[At-Large] Impressions from the Whois-Review

Patrick Vande Walle patrick at vande-walle.eu
Mon Jan 31 18:34:39 UTC 2011

Thanks for this, Lutz. I have a few questions.

About the membership of the review team: are there any data protection offices represented, law enforcement agencies ? 

About the technical aspects of the WHOIS: 

it has long been said several times that the current WHOIS system is broken, not only because it does not support anything else than US-ASCII gracefully, but also because it does not allow any credentials-based access, etc.  There have been several suggestions, from the IRIS standard to REST interfaces, like the one developed by ARIN. Is this part of the discussion ?

This being said, I would tend to agree with Neil that the WHOIS might contain clues that eventually lead to the criminal.

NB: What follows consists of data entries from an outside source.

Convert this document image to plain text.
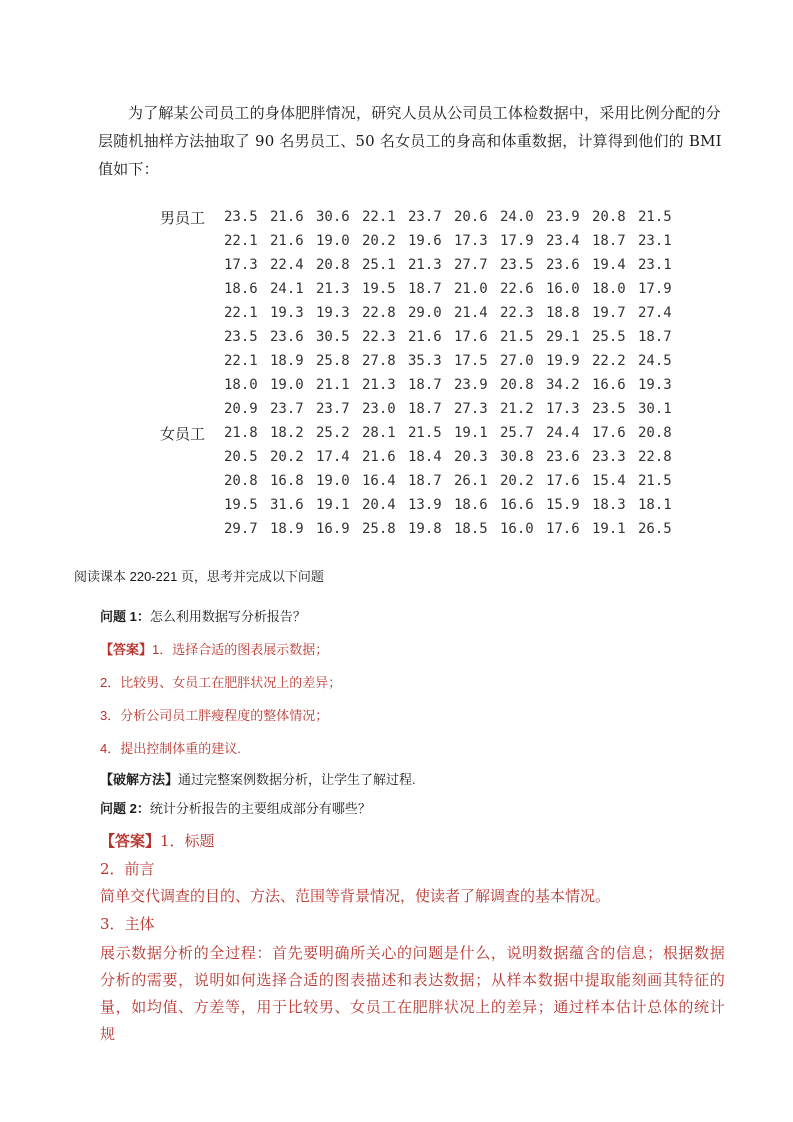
为了解某公司员工的身体肥胖情况，研究人员从公司员工体检数据中，采用比例分配的分层随机抽样方法抽取了 90 名男员工、50 名女员工的身高和体重数据，计算得到他们的 BMI 值如下：
男员工	23.5 21.6 30.6 22.1 23.7 20.6 24.0 23.9 20.8 21.5
22.1 21.6 19.0 20.2 19.6 17.3 17.9 23.4 18.7 23.1
17.3 22.4 20.8 25.1 21.3 27.7 23.5 23.6 19.4 23.1
18.6 24.1 21.3 19.5 18.7 21.0 22.6 16.0 18.0 17.9
22.1 19.3 19.3 22.8 29.0 21.4 22.3 18.8 19.7 27.4
23.5 23.6 30.5 22.3 21.6 17.6 21.5 29.1 25.5 18.7
22.1 18.9 25.8 27.8 35.3 17.5 27.0 19.9 22.2 24.5
18.0 19.0 21.1 21.3 18.7 23.9 20.8 34.2 16.6 19.3
20.9 23.7 23.7 23.0 18.7 27.3 21.2 17.3 23.5 30.1
女员工	21.8 18.2 25.2 28.1 21.5 19.1 25.7 24.4 17.6 20.8
20.5 20.2 17.4 21.6 18.4 20.3 30.8 23.6 23.3 22.8
20.8 16.8 19.0 16.4 18.7 26.1 20.2 17.6 15.4 21.5
19.5 31.6 19.1 20.4 13.9 18.6 16.6 15.9 18.3 18.1
29.7 18.9 16.9 25.8 19.8 18.5 16.0 17.6 19.1 26.5
阅读课本 220-221 页，思考并完成以下问题
问题 1：怎么利用数据写分析报告？
【答案】1．选择合适的图表展示数据；
2．比较男、女员工在肥胖状况上的差异；
3．分析公司员工胖瘦程度的整体情况；
4．提出控制体重的建议.
【破解方法】通过完整案例数据分析，让学生了解过程.
问题 2：统计分析报告的主要组成部分有哪些？
【答案】1．标题
2．前言
简单交代调查的目的、方法、范围等背景情况，使读者了解调查的基本情况。
3．主体
展示数据分析的全过程：首先要明确所关心的问题是什么，说明数据蕴含的信息；根据数据分析的需要，说明如何选择合适的图表描述和表达数据；从样本数据中提取能刻画其特征的量，如均值、方差等，用于比较男、女员工在肥胖状况上的差异；通过样本估计总体的统计规
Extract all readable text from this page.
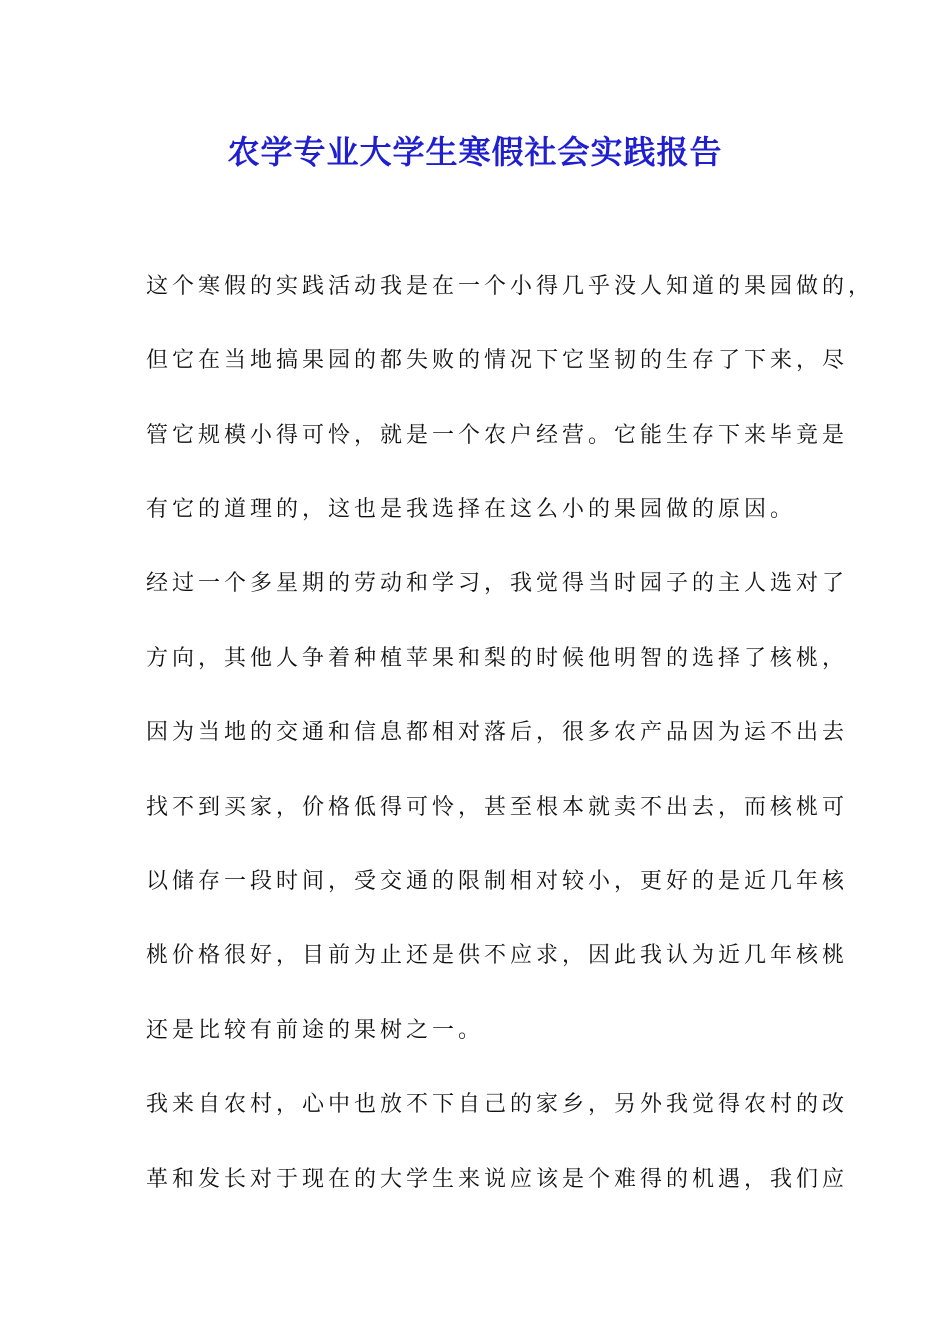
农学专业大学生寒假社会实践报告
这个寒假的实践活动我是在一个小得几乎没人知道的果园做的，
但它在当地搞果园的都失败的情况下它坚韧的生存了下来，尽
管它规模小得可怜，就是一个农户经营。它能生存下来毕竟是
有它的道理的，这也是我选择在这么小的果园做的原因。
经过一个多星期的劳动和学习，我觉得当时园子的主人选对了
方向，其他人争着种植苹果和梨的时候他明智的选择了核桃，
因为当地的交通和信息都相对落后，很多农产品因为运不出去
找不到买家，价格低得可怜，甚至根本就卖不出去，而核桃可
以储存一段时间，受交通的限制相对较小，更好的是近几年核
桃价格很好，目前为止还是供不应求，因此我认为近几年核桃
还是比较有前途的果树之一。
我来自农村，心中也放不下自己的家乡，另外我觉得农村的改
革和发长对于现在的大学生来说应该是个难得的机遇，我们应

It is certainly useful to an extend to LEAs. 
But that does not mean that the WHOIS should be open to all.  To take an example that has already been mentioned : the car registration plate databases are open to LEAs, possibly insurance companies, emergency services, etc. But these parties are clearly identified. This is not the case with the WHOIS. It is open to all, including the bad guys. The "good guys" that could justify a genuine interest to the WHOIS can certainly be identified and be granted unlimited WHOIS access.

On 31 Jan 2011, at 18:27, Derek Smythe wrote:

> Also, anybody wishing to refute that non-LE third parties play an 
> important part in fighting Internet abuse, is not in touch with what 
> is happening on the Internet currently.

What *is* happening is one thing. What should be happening is another. I would have little problem with private organizations using the WHOIS to fight Internet abuse. As long as they can transparently show who pays for their work, which agreements they have signed with which LEAs, etc. We do not have a democratic control over them, so transparency is the minimum required in that case.   LEAs, may be slow, overloaded, etc, but, at least, they are under the control of the democratic system we voted for (in democratic countries, at least).   

I come from a cultural and societal background where private investigations have bad press. More often than not, the discoveries of private investigations are dismissed in court, because they were conducted by unaccountable parties.  It may be that other cultures are OK with private investigations. But because the gTLD market is global by definition, we need policies that are global , and not one based on that of a particular society.